In 1967, William Baird was charged with a felony for handing a condom to an unmarried woman who had attended one of his lectures on birth control at Boston University. Under Massachusetts law on “Crimes against chastity”, contraceptives could only be distributed by registered doctors or pharmacists, and only to married persons. The Supreme Court of the United States overturned the law in the 1972 case Eisenstadt v. Baird, and the majority opinion was written by Justice Brennan, who famously wrote:
If the right of privacy means anything, it is the right of the individual, married or single, to be free from unwarranted governmental intrusion into matters so fundamentally affecting a person as the decision whether to bear or beget a child.

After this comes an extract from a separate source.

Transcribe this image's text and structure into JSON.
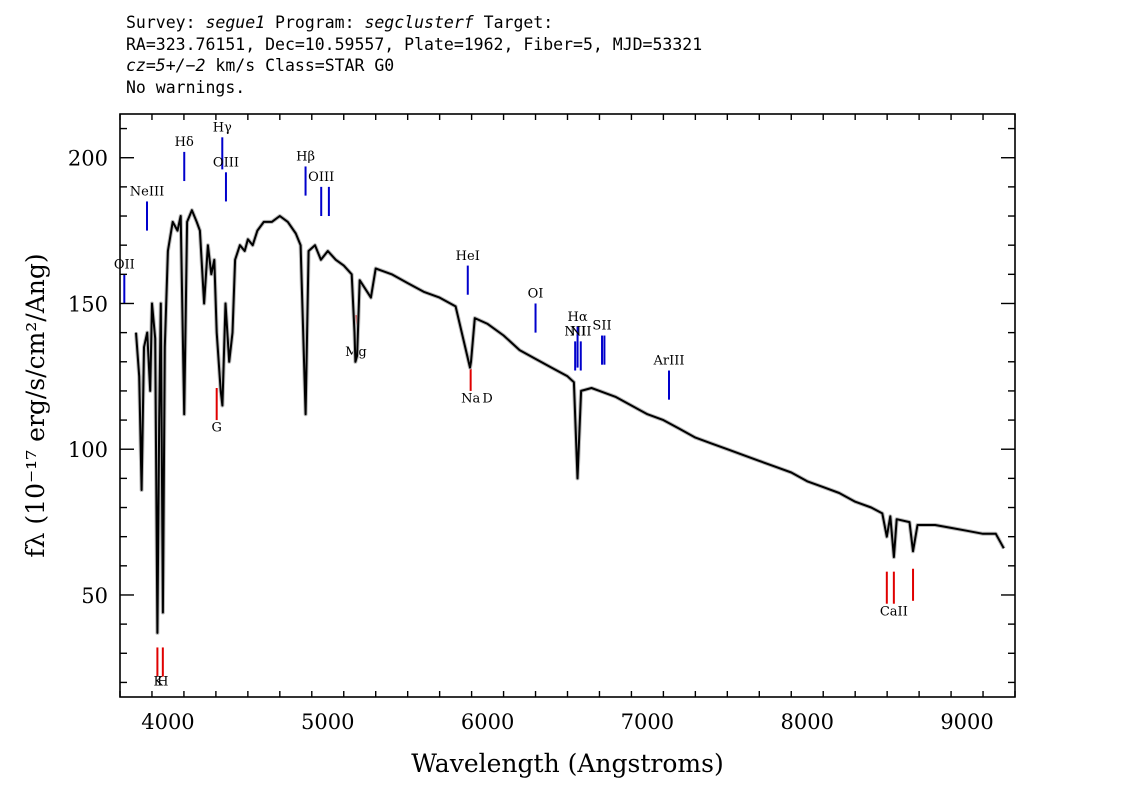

In 1982, the state of Pennsylvania enacted legislation that placed a number of restrictions on abortion. In the resulting 1986 case Thornburgh v. American College of Obstetricians and Gynecologists, the Supreme Court overturned the Pennsylvania law, holding (amongst other things) that the “informed consent” and printed materials provisions of the law unduly intruded upon the privacy of patients and physicians. Justice Brennan penned the opinion, noting:
Our cases long have recognized that the Constitution embodies a promise that a certain private sphere of individual liberty will be kept largely beyond the reach of government. Few decisions are more personal and intimate, more properly private, or more basic to individual dignity and autonomy, than a woman’s decision whether to end her pregnancy. A woman’s right to make that choice freely is fundamental. Any other result, in our view, would protect inadequately a central part of the sphere of liberty that our law guarantees equally to all.

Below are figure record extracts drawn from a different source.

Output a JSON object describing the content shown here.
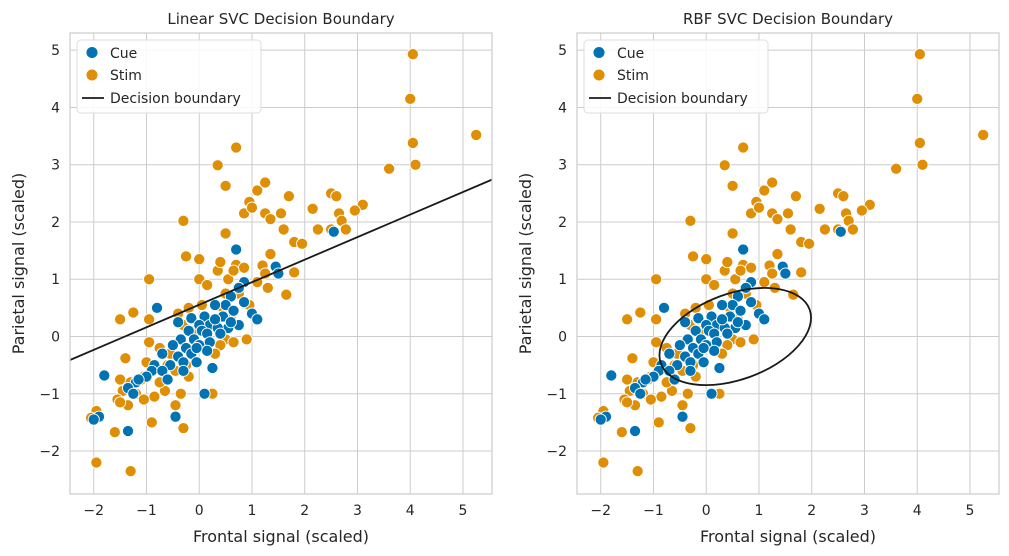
{
  "figure": {
    "colors": {
      "cue": "#0173b2",
      "stim": "#de8f05",
      "boundary": "#1a1a1a",
      "grid": "#cccccc",
      "frame": "#cccccc"
    }
  },
  "legend": {
    "cue": "Cue",
    "stim": "Stim",
    "boundary": "Decision boundary"
  },
  "chart_data": [
    {
      "type": "scatter",
      "title": "Linear SVC Decision Boundary",
      "xlabel": "Frontal signal (scaled)",
      "ylabel": "Parietal signal (scaled)",
      "xlim": [
        -2.45,
        5.55
      ],
      "ylim": [
        -2.75,
        5.3
      ],
      "xticks": [
        -2,
        -1,
        0,
        1,
        2,
        3,
        4,
        5
      ],
      "yticks": [
        -2,
        -1,
        0,
        1,
        2,
        3,
        4,
        5
      ],
      "grid": true,
      "legend_position": "top-left",
      "series_ref": "shared",
      "boundary": {
        "kind": "line",
        "points": [
          [
            -2.45,
            -0.41
          ],
          [
            5.55,
            2.74
          ]
        ]
      }
    },
    {
      "type": "scatter",
      "title": "RBF SVC Decision Boundary",
      "xlabel": "Frontal signal (scaled)",
      "ylabel": "Parietal signal (scaled)",
      "xlim": [
        -2.45,
        5.55
      ],
      "ylim": [
        -2.75,
        5.3
      ],
      "xticks": [
        -2,
        -1,
        0,
        1,
        2,
        3,
        4,
        5
      ],
      "yticks": [
        -2,
        -1,
        0,
        1,
        2,
        3,
        4,
        5
      ],
      "grid": true,
      "legend_position": "top-left",
      "series_ref": "shared",
      "boundary": {
        "kind": "ellipse",
        "cx": 0.55,
        "cy": 0.0,
        "rx": 1.5,
        "ry": 0.75,
        "angle_deg": 20
      }
    }
  ],
  "series": {
    "stim": [
      [
        4.05,
        4.93
      ],
      [
        4.0,
        4.15
      ],
      [
        5.25,
        3.52
      ],
      [
        4.05,
        3.38
      ],
      [
        4.1,
        3.0
      ],
      [
        3.6,
        2.93
      ],
      [
        0.7,
        3.3
      ],
      [
        0.35,
        2.99
      ],
      [
        1.25,
        2.69
      ],
      [
        0.5,
        2.63
      ],
      [
        1.1,
        2.55
      ],
      [
        2.5,
        2.5
      ],
      [
        2.6,
        2.45
      ],
      [
        3.1,
        2.3
      ],
      [
        0.95,
        2.35
      ],
      [
        1.7,
        2.45
      ],
      [
        1.25,
        2.15
      ],
      [
        1.55,
        2.15
      ],
      [
        2.15,
        2.23
      ],
      [
        2.65,
        2.15
      ],
      [
        2.95,
        2.2
      ],
      [
        0.85,
        2.15
      ],
      [
        1.0,
        2.25
      ],
      [
        1.35,
        2.05
      ],
      [
        -0.3,
        2.02
      ],
      [
        2.7,
        2.02
      ],
      [
        2.5,
        1.87
      ],
      [
        2.78,
        1.87
      ],
      [
        2.25,
        1.87
      ],
      [
        1.6,
        1.87
      ],
      [
        0.5,
        1.8
      ],
      [
        1.8,
        1.65
      ],
      [
        1.95,
        1.62
      ],
      [
        -0.25,
        1.4
      ],
      [
        1.35,
        1.44
      ],
      [
        0.0,
        1.35
      ],
      [
        0.7,
        1.25
      ],
      [
        0.85,
        1.2
      ],
      [
        1.2,
        1.24
      ],
      [
        0.35,
        1.15
      ],
      [
        0.55,
        1.0
      ],
      [
        1.25,
        1.1
      ],
      [
        1.8,
        1.12
      ],
      [
        1.1,
        0.95
      ],
      [
        0.4,
        1.3
      ],
      [
        0.65,
        1.15
      ],
      [
        -0.95,
        1.0
      ],
      [
        0.0,
        1.0
      ],
      [
        0.75,
        0.75
      ],
      [
        1.3,
        0.85
      ],
      [
        0.15,
        0.9
      ],
      [
        1.65,
        0.73
      ],
      [
        0.5,
        0.75
      ],
      [
        -0.2,
        0.5
      ],
      [
        -0.95,
        0.3
      ],
      [
        -1.5,
        0.3
      ],
      [
        -1.25,
        0.42
      ],
      [
        -0.4,
        0.4
      ],
      [
        0.95,
        0.55
      ],
      [
        0.05,
        0.55
      ],
      [
        0.6,
        0.3
      ],
      [
        -0.3,
        0.2
      ],
      [
        -0.1,
        0.1
      ],
      [
        -0.95,
        -0.1
      ],
      [
        0.5,
        -0.05
      ],
      [
        0.65,
        -0.1
      ],
      [
        0.4,
        -0.15
      ],
      [
        -0.75,
        -0.2
      ],
      [
        -0.55,
        -0.3
      ],
      [
        -1.4,
        -0.38
      ],
      [
        -0.6,
        -0.5
      ],
      [
        -1.0,
        -0.45
      ],
      [
        -0.25,
        -0.5
      ],
      [
        -0.45,
        -0.6
      ],
      [
        -0.85,
        -0.55
      ],
      [
        -0.65,
        -0.75
      ],
      [
        -1.05,
        -0.7
      ],
      [
        -1.5,
        -0.75
      ],
      [
        -1.3,
        -0.8
      ],
      [
        -1.1,
        -0.75
      ],
      [
        -1.45,
        -0.95
      ],
      [
        -1.2,
        -1.0
      ],
      [
        -1.55,
        -1.1
      ],
      [
        -0.85,
        -1.05
      ],
      [
        -1.05,
        -1.1
      ],
      [
        -0.45,
        -1.2
      ],
      [
        -1.35,
        -1.2
      ],
      [
        -1.5,
        -1.15
      ],
      [
        -0.35,
        -1.0
      ],
      [
        0.25,
        -1.0
      ],
      [
        -1.95,
        -1.3
      ],
      [
        -2.05,
        -1.42
      ],
      [
        -0.9,
        -1.5
      ],
      [
        -1.6,
        -1.67
      ],
      [
        -0.3,
        -1.6
      ],
      [
        -1.95,
        -2.2
      ],
      [
        -1.3,
        -2.35
      ],
      [
        -0.15,
        0.3
      ],
      [
        0.3,
        -0.3
      ],
      [
        0.9,
        -0.05
      ],
      [
        -0.65,
        -0.95
      ],
      [
        -0.2,
        -0.7
      ],
      [
        -0.75,
        -0.8
      ],
      [
        0.45,
        0.5
      ]
    ],
    "cue": [
      [
        0.7,
        1.52
      ],
      [
        1.45,
        1.22
      ],
      [
        2.55,
        1.83
      ],
      [
        1.5,
        1.1
      ],
      [
        0.85,
        0.95
      ],
      [
        0.75,
        0.85
      ],
      [
        0.6,
        0.7
      ],
      [
        0.85,
        0.6
      ],
      [
        0.5,
        0.55
      ],
      [
        0.3,
        0.55
      ],
      [
        1.0,
        0.4
      ],
      [
        0.65,
        0.45
      ],
      [
        0.45,
        0.35
      ],
      [
        0.1,
        0.35
      ],
      [
        -0.15,
        0.32
      ],
      [
        -0.8,
        0.5
      ],
      [
        0.75,
        0.2
      ],
      [
        0.2,
        0.2
      ],
      [
        0.55,
        0.15
      ],
      [
        1.1,
        0.3
      ],
      [
        -0.4,
        0.25
      ],
      [
        0.0,
        0.2
      ],
      [
        0.35,
        0.15
      ],
      [
        0.05,
        0.1
      ],
      [
        -0.2,
        0.1
      ],
      [
        0.15,
        0.05
      ],
      [
        0.4,
        0.05
      ],
      [
        -0.1,
        -0.05
      ],
      [
        -0.35,
        -0.05
      ],
      [
        0.2,
        -0.1
      ],
      [
        0.0,
        -0.15
      ],
      [
        -0.25,
        -0.2
      ],
      [
        0.15,
        -0.25
      ],
      [
        -0.5,
        -0.15
      ],
      [
        -0.15,
        -0.3
      ],
      [
        -0.4,
        -0.35
      ],
      [
        -0.7,
        -0.3
      ],
      [
        0.25,
        -0.55
      ],
      [
        -0.05,
        -0.45
      ],
      [
        -0.3,
        -0.45
      ],
      [
        -0.55,
        -0.5
      ],
      [
        -0.85,
        -0.5
      ],
      [
        -0.9,
        -0.6
      ],
      [
        -0.7,
        -0.6
      ],
      [
        -1.0,
        -0.7
      ],
      [
        -1.2,
        -0.8
      ],
      [
        -1.35,
        -0.9
      ],
      [
        -1.25,
        -1.0
      ],
      [
        -1.15,
        -0.75
      ],
      [
        -0.45,
        -1.4
      ],
      [
        0.1,
        -1.0
      ],
      [
        -1.8,
        -0.68
      ],
      [
        -1.35,
        -1.65
      ],
      [
        -1.9,
        -1.4
      ],
      [
        -2.0,
        -1.45
      ],
      [
        0.6,
        0.25
      ],
      [
        0.3,
        0.3
      ],
      [
        -0.05,
        -0.2
      ],
      [
        -0.6,
        -0.75
      ],
      [
        -0.3,
        -0.6
      ]
    ]
  }
}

In 2001, British supermodel Naomi Campbell was photographed leaving a drug rehabilitation clinic, despite having previously denied that she was a recovering drug addict. After the photographs were published in the tabloid The Mirror, Campbell sued for damages in Naomi Campbell v Mirror Group Newspapers. The House of Lords held the paper liable, and Law Lord Nicholls stated:
The importance of freedom of expression has been stressed often and eloquently, the importance of privacy less so. But it, too, lies at the heart of liberty in a modern state. A proper degree of privacy is essential for the well-being and development of an individual. And restraints imposed on government to pry into the lives of the citizen go to the essence of a democratic state.

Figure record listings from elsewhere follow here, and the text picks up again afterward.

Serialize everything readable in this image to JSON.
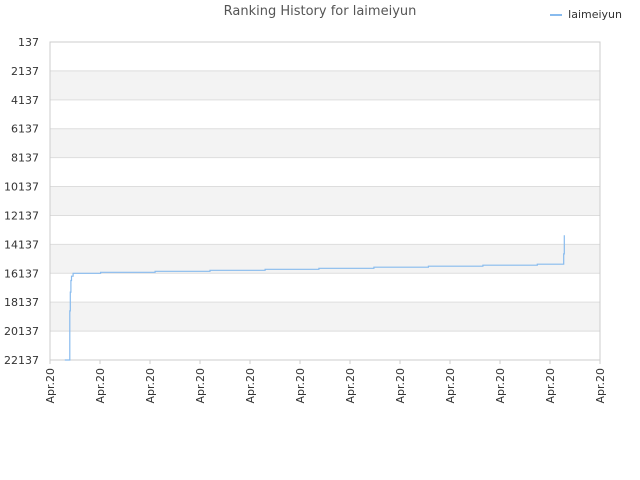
{
  "chart_data": {
    "type": "line",
    "title": "Ranking History for laimeiyun",
    "xlabel": "",
    "ylabel": "",
    "y_inverted": true,
    "ylim": [
      137,
      22137
    ],
    "y_ticks": [
      137,
      2137,
      4137,
      6137,
      8137,
      10137,
      12137,
      14137,
      16137,
      18137,
      20137,
      22137
    ],
    "y_tick_labels": [
      "137",
      "2137",
      "4137",
      "6137",
      "8137",
      "10137",
      "12137",
      "14137",
      "16137",
      "18137",
      "20137",
      "22137"
    ],
    "x_tick_labels": [
      "Apr.20",
      "Apr.20",
      "Apr.20",
      "Apr.20",
      "Apr.20",
      "Apr.20",
      "Apr.20",
      "Apr.20",
      "Apr.20",
      "Apr.20",
      "Apr.20",
      "Apr.20"
    ],
    "grid": true,
    "legend_position": "top-right",
    "series": [
      {
        "name": "laimeiyun",
        "color": "#88bbee",
        "x_fraction": [
          0.027,
          0.036,
          0.036,
          0.037,
          0.037,
          0.038,
          0.038,
          0.039,
          0.039,
          0.042,
          0.042,
          0.092,
          0.092,
          0.191,
          0.191,
          0.291,
          0.291,
          0.391,
          0.391,
          0.489,
          0.489,
          0.589,
          0.589,
          0.688,
          0.688,
          0.787,
          0.787,
          0.886,
          0.886,
          0.934,
          0.934,
          0.935,
          0.935
        ],
        "values": [
          22137,
          22137,
          18737,
          18737,
          17437,
          17437,
          16637,
          16637,
          16337,
          16337,
          16137,
          16137,
          16070,
          16070,
          16000,
          16000,
          15930,
          15930,
          15860,
          15860,
          15790,
          15790,
          15720,
          15720,
          15650,
          15650,
          15580,
          15580,
          15510,
          15510,
          14800,
          14800,
          13500
        ]
      }
    ],
    "colors": {
      "band": "#f3f3f3",
      "grid": "#dddddd",
      "axis": "#cccccc",
      "tick_text": "#333333"
    }
  }
}
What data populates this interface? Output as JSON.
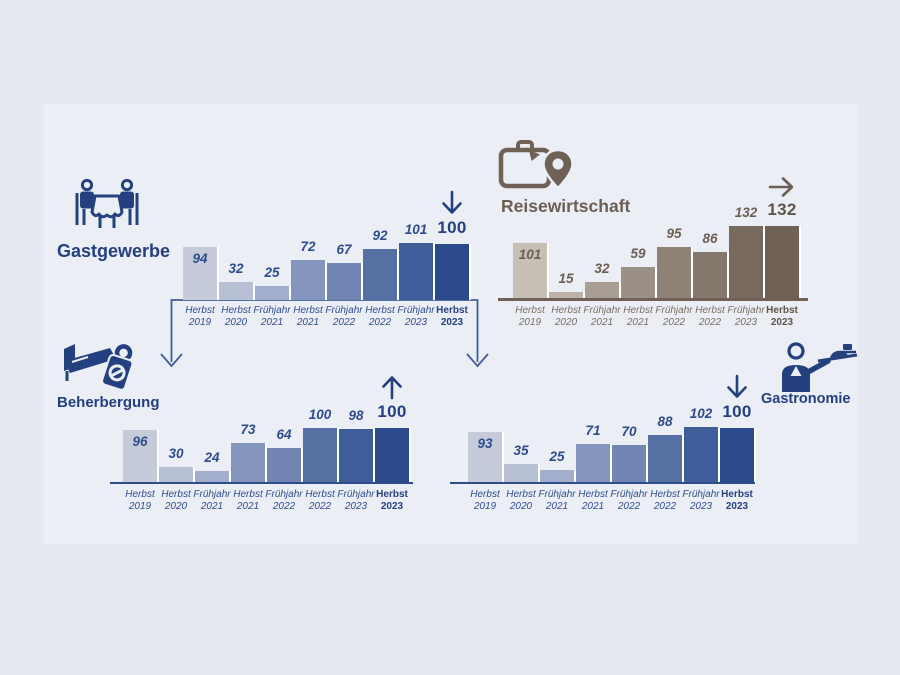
{
  "page": {
    "background_color": "#e6e9f1",
    "panel_color": "#ebeef5"
  },
  "palette": {
    "blue_bars": [
      "#c6cbda",
      "#b7c0d4",
      "#a2aecb",
      "#8496bd",
      "#7186b2",
      "#5670a3",
      "#3f5d99",
      "#2b4a8b"
    ],
    "brown_bars": [
      "#c7bfb6",
      "#bcb2a8",
      "#a99e93",
      "#9b9085",
      "#8e8276",
      "#84786c",
      "#77695d",
      "#6f6156"
    ],
    "navy_text": "#24407e",
    "navy_value_text": "#2f4c8c",
    "brown_text": "#6b5f53",
    "axis_brown": "#6f6156",
    "axis_blue": "#2f4c8c",
    "connector_blue": "#3f5d99",
    "bar_gap_color": "#ffffff"
  },
  "chart_data": [
    {
      "id": "gastgewerbe",
      "type": "bar",
      "title": "Gastgewerbe",
      "icon": "people-at-table-icon",
      "categories": [
        "Herbst 2019",
        "Herbst 2020",
        "Frühjahr 2021",
        "Herbst 2021",
        "Frühjahr 2022",
        "Herbst 2022",
        "Frühjahr 2023",
        "Herbst 2023"
      ],
      "values": [
        94,
        32,
        25,
        72,
        67,
        92,
        101,
        100
      ],
      "final_value": "100",
      "trend": "down",
      "color_scheme": "blue",
      "ylim": [
        0,
        140
      ],
      "grid": false,
      "legend": "none"
    },
    {
      "id": "reisewirtschaft",
      "type": "bar",
      "title": "Reisewirtschaft",
      "icon": "suitcase-location-pin-icon",
      "categories": [
        "Herbst 2019",
        "Herbst 2020",
        "Frühjahr 2021",
        "Herbst 2021",
        "Frühjahr 2022",
        "Herbst 2022",
        "Frühjahr 2023",
        "Herbst 2023"
      ],
      "values": [
        101,
        15,
        32,
        59,
        95,
        86,
        132,
        132
      ],
      "final_value": "132",
      "trend": "right",
      "color_scheme": "brown",
      "ylim": [
        0,
        140
      ],
      "grid": false,
      "legend": "none"
    },
    {
      "id": "beherbergung",
      "type": "bar",
      "title": "Beherbergung",
      "icon": "bed-door-hanger-icon",
      "categories": [
        "Herbst 2019",
        "Herbst 2020",
        "Frühjahr 2021",
        "Herbst 2021",
        "Frühjahr 2022",
        "Herbst 2022",
        "Frühjahr 2023",
        "Herbst 2023"
      ],
      "values": [
        96,
        30,
        24,
        73,
        64,
        100,
        98,
        100
      ],
      "final_value": "100",
      "trend": "up",
      "color_scheme": "blue",
      "ylim": [
        0,
        140
      ],
      "grid": false,
      "legend": "none"
    },
    {
      "id": "gastronomie",
      "type": "bar",
      "title": "Gastronomie",
      "icon": "waiter-tray-icon",
      "categories": [
        "Herbst 2019",
        "Herbst 2020",
        "Frühjahr 2021",
        "Herbst 2021",
        "Frühjahr 2022",
        "Herbst 2022",
        "Frühjahr 2023",
        "Herbst 2023"
      ],
      "values": [
        93,
        35,
        25,
        71,
        70,
        88,
        102,
        100
      ],
      "final_value": "100",
      "trend": "down",
      "color_scheme": "blue",
      "ylim": [
        0,
        140
      ],
      "grid": false,
      "legend": "none"
    }
  ]
}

In the 2011 case of Federal Aviation Administration v. Cooper, the Supreme Court considered if the United States Privacy Act of 1974 covers mental and emotional distress caused by privacy invasion. The Court held that the Privacy Act’s “actual damages” provision only allowed Cooper to recover for proven pecuniary or economic harm. Justice Sonia Sotomayor wrote the dissent, joined by Justices Ruth Bader Ginsburg and Stephen Breyer. Perhaps unsurprisingly, I personally agree with Justice Sotomayor’s dissent, which noted:
Nowhere in the Privacy Act does Congress so much as hint that it views a $5 hit to the pocketbook as more worthy of remedy than debilitating mental distress, and the contrary assumption [in this case] discounts the gravity of emotional harm caused by an invasion of the personal integrity that privacy protects.
Of course, the cases above provide only a small glimmer of insight into the weird and wonderful world of privacy law. On international Privacy Day in particular, it’s important to remember that the legislation and court cases which shape our understanding of privacy and protection from intrusion go far beyond the modern notion of cyber security.
The right to privacy is a human right!